Perché deve restare in carcere un ultrasettantenne accusato di truffa aggravata?

Francesco Bellavista Caltagirone (Credits: Alessandro Paris/Lapresse)

Di Annalisa Chirico

Perché deve restare in carcere un uomo ultrasettantenne accusato di truffa aggravata? L’accento va posto sulla parola “accusato” perché lui è soltanto accusato, non c’è condanna ma un’inchiesta.

Un’inchiesta che deve fare il suo corso, la giustizia ha i suoi tempi (elefantiacamente lunghi in Italia, siamo d’accordo). Ma quali sarebbero le supreme esigenze cautelari che giustificano la detenzione preventiva se l’accusa si chiama “truffa aggravata”?
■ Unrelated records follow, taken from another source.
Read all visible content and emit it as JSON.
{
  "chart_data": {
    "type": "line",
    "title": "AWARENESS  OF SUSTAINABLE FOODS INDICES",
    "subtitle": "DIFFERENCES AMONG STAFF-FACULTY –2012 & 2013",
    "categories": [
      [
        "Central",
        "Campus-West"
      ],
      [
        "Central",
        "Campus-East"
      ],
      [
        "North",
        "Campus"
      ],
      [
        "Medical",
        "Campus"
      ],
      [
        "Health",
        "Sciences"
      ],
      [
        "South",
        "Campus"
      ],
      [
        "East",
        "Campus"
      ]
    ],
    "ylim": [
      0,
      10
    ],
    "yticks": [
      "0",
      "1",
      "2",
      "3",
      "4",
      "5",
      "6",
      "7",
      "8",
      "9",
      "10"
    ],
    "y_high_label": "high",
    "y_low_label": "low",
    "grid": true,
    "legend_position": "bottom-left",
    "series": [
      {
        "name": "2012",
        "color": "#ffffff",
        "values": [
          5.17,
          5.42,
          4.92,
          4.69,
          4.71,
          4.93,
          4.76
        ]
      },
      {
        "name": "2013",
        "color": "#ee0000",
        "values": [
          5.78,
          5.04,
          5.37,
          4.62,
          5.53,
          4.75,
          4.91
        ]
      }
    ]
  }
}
A questi interrogativi se ne aggiungono poi altri. Perché non gli è stata risparmiata l’umiliazione della ripresa fotografica in manette? Come si spiega la stravagante coincidenza per cui al momento dell’arresto, avvenuto durante un incontro tra lui e il sindaco, davanti al palazzo erano assiepate truppe di fotografi e teleoperatori?
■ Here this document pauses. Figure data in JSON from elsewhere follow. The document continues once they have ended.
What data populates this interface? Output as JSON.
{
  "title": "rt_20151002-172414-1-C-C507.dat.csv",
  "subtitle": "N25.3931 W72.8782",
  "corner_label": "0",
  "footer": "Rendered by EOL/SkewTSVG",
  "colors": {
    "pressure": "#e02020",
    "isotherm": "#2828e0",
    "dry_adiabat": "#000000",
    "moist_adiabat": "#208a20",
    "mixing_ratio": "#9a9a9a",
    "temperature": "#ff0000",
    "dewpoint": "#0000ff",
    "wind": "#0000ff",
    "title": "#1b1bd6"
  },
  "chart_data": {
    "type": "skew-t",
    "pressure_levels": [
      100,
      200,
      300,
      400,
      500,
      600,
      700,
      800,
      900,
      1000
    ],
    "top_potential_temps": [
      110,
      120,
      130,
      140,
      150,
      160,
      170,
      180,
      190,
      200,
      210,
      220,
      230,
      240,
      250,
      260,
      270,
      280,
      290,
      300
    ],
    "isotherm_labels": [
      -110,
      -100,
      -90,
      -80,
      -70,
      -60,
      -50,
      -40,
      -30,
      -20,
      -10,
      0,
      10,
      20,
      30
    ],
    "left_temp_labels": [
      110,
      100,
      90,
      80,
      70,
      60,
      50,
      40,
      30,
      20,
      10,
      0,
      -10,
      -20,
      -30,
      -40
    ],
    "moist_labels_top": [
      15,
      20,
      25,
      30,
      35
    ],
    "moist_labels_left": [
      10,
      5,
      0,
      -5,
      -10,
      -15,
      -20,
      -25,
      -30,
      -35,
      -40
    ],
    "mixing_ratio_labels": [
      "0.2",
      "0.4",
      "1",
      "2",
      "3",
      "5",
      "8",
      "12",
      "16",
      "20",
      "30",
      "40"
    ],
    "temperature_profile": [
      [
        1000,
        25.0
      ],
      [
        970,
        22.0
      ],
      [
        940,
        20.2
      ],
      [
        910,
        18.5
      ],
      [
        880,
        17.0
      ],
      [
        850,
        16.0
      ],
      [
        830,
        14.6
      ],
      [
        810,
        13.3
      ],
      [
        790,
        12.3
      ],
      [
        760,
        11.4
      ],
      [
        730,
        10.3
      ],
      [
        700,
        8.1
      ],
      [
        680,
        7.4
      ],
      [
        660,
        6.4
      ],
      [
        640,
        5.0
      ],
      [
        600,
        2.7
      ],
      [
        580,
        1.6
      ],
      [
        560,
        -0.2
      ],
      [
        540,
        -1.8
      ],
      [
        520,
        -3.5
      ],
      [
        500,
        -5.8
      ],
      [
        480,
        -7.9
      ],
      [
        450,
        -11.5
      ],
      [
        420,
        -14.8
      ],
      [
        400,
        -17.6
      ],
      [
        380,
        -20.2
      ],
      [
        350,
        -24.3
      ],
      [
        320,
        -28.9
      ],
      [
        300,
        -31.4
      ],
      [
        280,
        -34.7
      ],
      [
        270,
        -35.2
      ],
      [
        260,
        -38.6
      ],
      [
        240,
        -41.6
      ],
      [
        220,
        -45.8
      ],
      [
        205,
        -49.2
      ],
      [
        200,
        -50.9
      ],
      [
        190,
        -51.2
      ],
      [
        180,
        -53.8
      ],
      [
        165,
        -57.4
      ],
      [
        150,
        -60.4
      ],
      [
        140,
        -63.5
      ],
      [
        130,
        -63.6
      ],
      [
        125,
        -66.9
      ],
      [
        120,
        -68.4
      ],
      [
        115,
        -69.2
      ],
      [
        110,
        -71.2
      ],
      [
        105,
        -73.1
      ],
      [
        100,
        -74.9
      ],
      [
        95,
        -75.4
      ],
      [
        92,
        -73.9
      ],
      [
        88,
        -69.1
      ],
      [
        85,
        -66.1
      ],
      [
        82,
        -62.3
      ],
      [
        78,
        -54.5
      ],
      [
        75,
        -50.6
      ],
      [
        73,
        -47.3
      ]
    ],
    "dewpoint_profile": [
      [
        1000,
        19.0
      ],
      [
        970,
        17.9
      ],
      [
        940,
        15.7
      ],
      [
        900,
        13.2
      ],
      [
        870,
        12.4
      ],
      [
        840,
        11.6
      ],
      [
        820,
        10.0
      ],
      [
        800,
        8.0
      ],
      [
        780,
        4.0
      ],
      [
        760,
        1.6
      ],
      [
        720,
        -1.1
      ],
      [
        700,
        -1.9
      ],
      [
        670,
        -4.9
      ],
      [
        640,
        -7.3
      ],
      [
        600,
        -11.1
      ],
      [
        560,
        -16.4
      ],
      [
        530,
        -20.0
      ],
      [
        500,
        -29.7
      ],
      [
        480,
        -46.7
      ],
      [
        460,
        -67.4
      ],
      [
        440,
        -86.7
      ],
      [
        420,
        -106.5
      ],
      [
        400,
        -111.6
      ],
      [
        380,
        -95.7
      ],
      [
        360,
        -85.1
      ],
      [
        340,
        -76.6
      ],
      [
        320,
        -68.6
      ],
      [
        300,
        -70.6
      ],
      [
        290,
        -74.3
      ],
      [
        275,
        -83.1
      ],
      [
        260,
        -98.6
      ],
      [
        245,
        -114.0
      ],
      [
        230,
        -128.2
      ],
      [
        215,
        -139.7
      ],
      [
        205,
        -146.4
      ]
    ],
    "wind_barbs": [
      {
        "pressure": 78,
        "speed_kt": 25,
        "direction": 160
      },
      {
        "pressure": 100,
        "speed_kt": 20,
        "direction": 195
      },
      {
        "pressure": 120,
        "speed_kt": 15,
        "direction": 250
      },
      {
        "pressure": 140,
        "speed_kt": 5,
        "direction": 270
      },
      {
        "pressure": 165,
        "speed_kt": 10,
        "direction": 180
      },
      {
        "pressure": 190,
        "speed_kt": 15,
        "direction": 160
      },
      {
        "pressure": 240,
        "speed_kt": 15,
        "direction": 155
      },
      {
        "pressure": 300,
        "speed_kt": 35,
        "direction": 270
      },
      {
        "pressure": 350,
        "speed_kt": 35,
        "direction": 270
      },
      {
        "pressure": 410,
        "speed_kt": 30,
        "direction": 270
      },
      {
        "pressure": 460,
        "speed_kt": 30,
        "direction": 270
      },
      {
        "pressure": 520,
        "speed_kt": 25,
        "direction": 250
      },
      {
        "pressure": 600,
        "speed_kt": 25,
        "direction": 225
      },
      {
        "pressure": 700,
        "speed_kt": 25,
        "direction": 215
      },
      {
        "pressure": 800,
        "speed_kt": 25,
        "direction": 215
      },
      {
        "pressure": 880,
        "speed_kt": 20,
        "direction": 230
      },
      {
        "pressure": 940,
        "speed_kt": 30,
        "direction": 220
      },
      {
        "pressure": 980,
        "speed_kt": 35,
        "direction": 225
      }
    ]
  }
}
Mortificazione esemplare. Perché il primo interrogatorio lungo tre ore è avvenuto dopo cinque, dico cinque giorni di segregazione senza dargli neppure la possibilità di conferire con l’avvocato?
Non ricopre più alcuna carica societaria. E’ nel suo diritto difendersi nel processo, e solo il processo stabilità se è colpevole o innocente. Ma non è questo il punto. Come lui ci sono migliaia di detenuti, il 43% della popolazione carceraria italiana dietro le sbarre da presunti innocenti.
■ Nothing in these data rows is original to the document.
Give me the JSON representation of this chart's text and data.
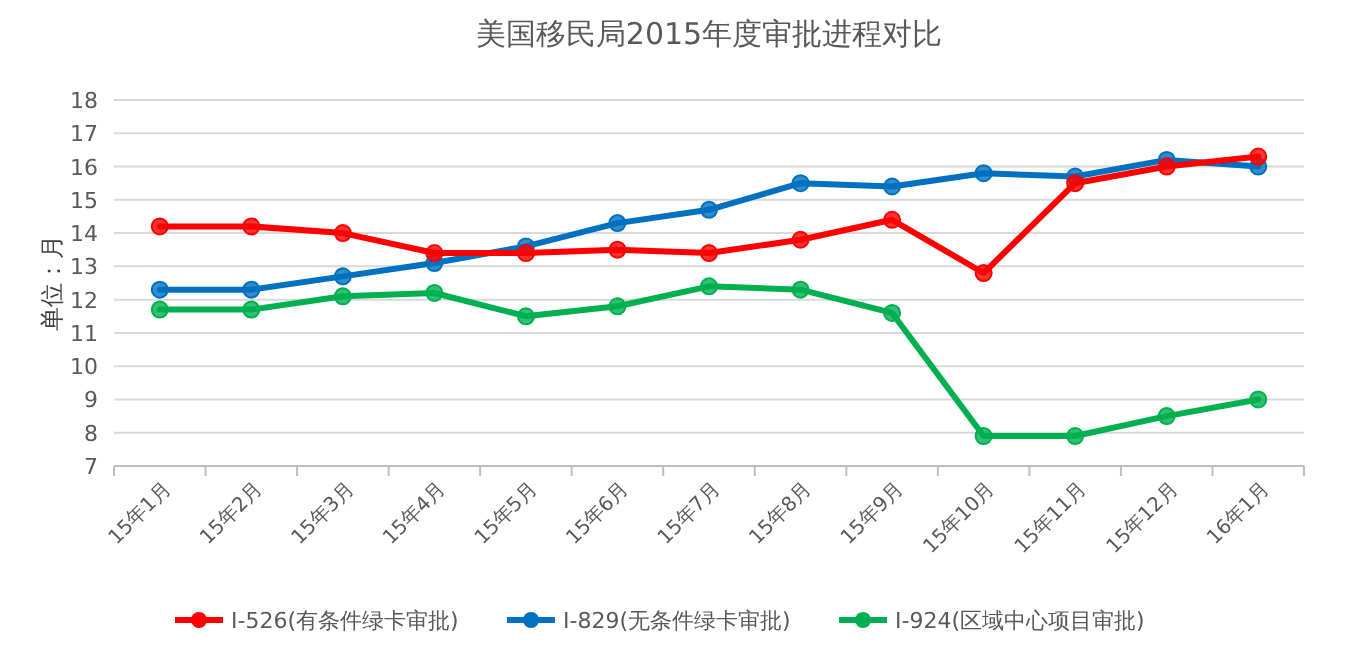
{
  "chart_data": {
    "type": "line",
    "title": "美国移民局2015年度审批进程对比",
    "ylabel": "单位：月",
    "categories": [
      "15年1月",
      "15年2月",
      "15年3月",
      "15年4月",
      "15年5月",
      "15年6月",
      "15年7月",
      "15年8月",
      "15年9月",
      "15年10月",
      "15年11月",
      "15年12月",
      "16年1月"
    ],
    "series": [
      {
        "name": "I-526(有条件绿卡审批)",
        "color": "#ff0000",
        "values": [
          14.2,
          14.2,
          14.0,
          13.4,
          13.4,
          13.5,
          13.4,
          13.8,
          14.4,
          12.8,
          15.5,
          16.0,
          16.3
        ]
      },
      {
        "name": "I-829(无条件绿卡审批)",
        "color": "#0070c0",
        "values": [
          12.3,
          12.3,
          12.7,
          13.1,
          13.6,
          14.3,
          14.7,
          15.5,
          15.4,
          15.8,
          15.7,
          16.2,
          16.0
        ]
      },
      {
        "name": "I-924(区域中心项目审批)",
        "color": "#00b050",
        "values": [
          11.7,
          11.7,
          12.1,
          12.2,
          11.5,
          11.8,
          12.4,
          12.3,
          11.6,
          7.9,
          7.9,
          8.5,
          9.0
        ]
      }
    ],
    "ylim": [
      7,
      18
    ],
    "yticks": [
      7,
      8,
      9,
      10,
      11,
      12,
      13,
      14,
      15,
      16,
      17,
      18
    ],
    "grid": "y",
    "legend": "bottom",
    "marker": "circle",
    "line_style": "solid"
  }
}
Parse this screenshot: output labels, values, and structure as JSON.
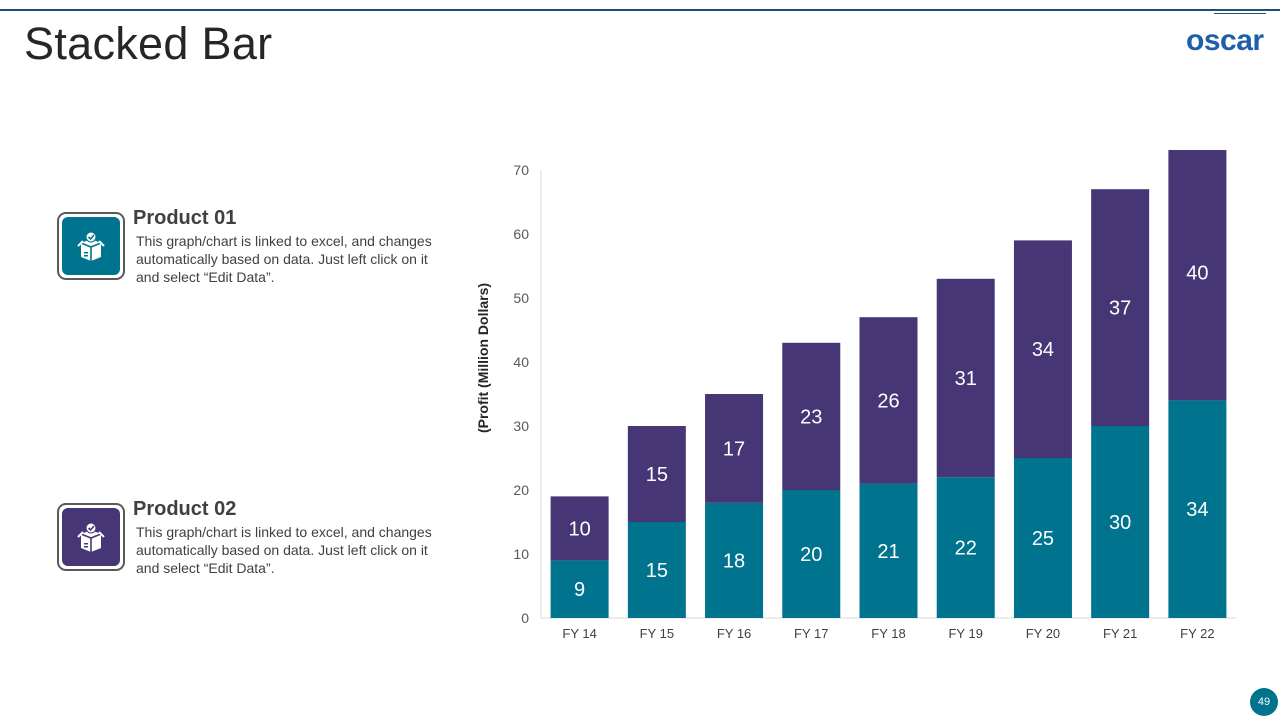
{
  "page": {
    "title": "Stacked Bar",
    "logo": "oscar",
    "page_number": "49"
  },
  "colors": {
    "product01": "#00738f",
    "product02": "#463676",
    "badge": "#00738f",
    "rule": "#1e4f6e"
  },
  "products": [
    {
      "title": "Product 01",
      "text": "This graph/chart is linked to excel, and changes automatically based on data. Just left click on it and select “Edit Data”.",
      "icon": "box-check-icon"
    },
    {
      "title": "Product 02",
      "text": "This graph/chart is linked to excel, and changes automatically based on data. Just left click on it and select “Edit Data”.",
      "icon": "box-check-icon"
    }
  ],
  "chart_data": {
    "type": "bar",
    "stacked": true,
    "title": "",
    "xlabel": "",
    "ylabel": "(Profit  (Million Dollars)",
    "categories": [
      "FY 14",
      "FY 15",
      "FY 16",
      "FY 17",
      "FY 18",
      "FY 19",
      "FY 20",
      "FY 21",
      "FY 22"
    ],
    "series": [
      {
        "name": "Product 01",
        "values": [
          9,
          15,
          18,
          20,
          21,
          22,
          25,
          30,
          34
        ]
      },
      {
        "name": "Product 02",
        "values": [
          10,
          15,
          17,
          23,
          26,
          31,
          34,
          37,
          40
        ]
      }
    ],
    "ylim": [
      0,
      70
    ],
    "yticks": [
      0,
      10,
      20,
      30,
      40,
      50,
      60,
      70
    ],
    "grid": false
  }
}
Lo dice la Costituzione che sono presunti innocenti, e il Codice di procedura penale prescrive di ricorrere al carcere senza condanna soltanto in via residuale ed eccezionale “quando ogni altra misura risulti inadeguata”. Ecco, perché per lui non vengono disposti, per esempio, gli arresti domiciliari? Si può tenere sotto controllo senza torturare, a meno che, s’intende, lo scopo non sia segnatamente quello di torturare per estorcere e fiaccare.

Ah, scordavo, il nome del detenuto speciale è Francesco Bellavista Caltagirone. Tenete a bada gli spiriti animali.